Das Kinderhilfswerk „World Vision“ verschickt tonnenweise Hilfsgüter aus seinem Lager in Nieder-Roden

Eiserne Reserve für 10 000 Familien

Auch mit Unterstützung aus Rodgau schickt die US-Regierung Hilfsgüter an Opfer der Überschwemmungen in Nordkorea. Mitarbeiter des Kinderhilfswerks „World Vision“ haben Wassercontainer aus ihrem Lagerhaus in Nieder-Roden in Container nach Nordkorea verladen. Foto: p

Nieder-Roden (bp) J Wo die Not auf der Welt am größten ist, springt das christliche Kinderhilfswerk „World Vision“ ein. Rodgau ist ein Knoten in diesem weltweiten Netz humanitärer Hilfe.

Erst vor wenigen Tagen haben tonnenweise Hilfsgüter das Lager von „World Vision“ im Nieder-Röder Industriegebiet verlassen. Ziel der Nothilfe ist Nordkorea. Dort haben monatelange schwere Regenfälle einen katastrophalen Ernteausfall verursacht.

Drei Container mit insgesamt 72 Paletten rollten auf Lkw nach Hamburg. Von dort erreichen sie nun mit dem Schiff China und dann die nordkoreanischen Provinzen Hwanghae und Kangwon. Dauerregen seit Juli hat den größten Teil der Ernte vernichtet, berichtet Dirk Bathe, Sprecher von „World Vision“.

Er erwartet von den aktuellen Ereignissen in Nordkorea keine negativen Auswirkungen auf die Hilfslieferung. Nordkoreas Machthaber Kim Jong Il war am Samstag einem Herzinfarkt erlegen. Die Staatsmedien des weitgehend isolierten kommunistischen Regimes riefen die Bevölkerung zur Trauer und Loyalität zu seinem dritten Sohn Kim Jong Un auf.
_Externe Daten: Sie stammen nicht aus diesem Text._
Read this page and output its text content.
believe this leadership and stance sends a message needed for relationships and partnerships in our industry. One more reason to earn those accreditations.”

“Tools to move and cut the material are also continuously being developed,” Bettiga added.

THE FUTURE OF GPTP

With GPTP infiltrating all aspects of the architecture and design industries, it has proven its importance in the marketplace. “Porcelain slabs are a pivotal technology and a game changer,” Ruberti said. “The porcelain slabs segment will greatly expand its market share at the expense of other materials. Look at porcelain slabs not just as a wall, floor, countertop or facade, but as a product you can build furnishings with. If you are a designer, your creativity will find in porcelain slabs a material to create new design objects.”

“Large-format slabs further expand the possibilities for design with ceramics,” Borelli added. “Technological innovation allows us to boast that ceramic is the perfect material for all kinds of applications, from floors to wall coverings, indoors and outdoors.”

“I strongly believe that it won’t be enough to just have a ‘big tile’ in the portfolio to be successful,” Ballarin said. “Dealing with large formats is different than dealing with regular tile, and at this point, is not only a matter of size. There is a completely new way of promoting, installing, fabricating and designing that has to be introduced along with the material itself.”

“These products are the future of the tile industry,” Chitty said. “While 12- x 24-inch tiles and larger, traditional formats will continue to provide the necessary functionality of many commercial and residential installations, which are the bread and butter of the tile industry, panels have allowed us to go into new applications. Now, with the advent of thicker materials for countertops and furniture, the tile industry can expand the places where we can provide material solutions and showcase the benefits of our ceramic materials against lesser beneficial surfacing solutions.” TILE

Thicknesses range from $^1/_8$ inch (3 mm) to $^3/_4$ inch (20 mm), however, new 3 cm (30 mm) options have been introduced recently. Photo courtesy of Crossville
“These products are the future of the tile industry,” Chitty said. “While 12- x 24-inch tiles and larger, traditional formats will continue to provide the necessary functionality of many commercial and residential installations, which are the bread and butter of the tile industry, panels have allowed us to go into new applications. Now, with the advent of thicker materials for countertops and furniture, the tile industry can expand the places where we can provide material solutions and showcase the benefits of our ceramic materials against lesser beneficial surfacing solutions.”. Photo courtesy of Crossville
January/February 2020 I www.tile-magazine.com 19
„Unsere Aktion ist seit Monaten vorbereitet. Da brennt nichts an“, ist Bathe sicher. „Wir freuen uns, dass politische Auseinandersetzungen in diesem Fall in den Hintergrund treten und der humanitäre Aspekt das Handeln bestimmt.“

Ein großes Problem in der Katastrophenregion ist der Mangel an sauberem Trinkwasser. Zu dem Riesen-Weihnachtspaket für Nordkorea gehören folglich auch etwa drei Millionen Wasseraufbereitungstabletten, 20 000 faltbare Wasserkanister und 6 000 Winterdecken.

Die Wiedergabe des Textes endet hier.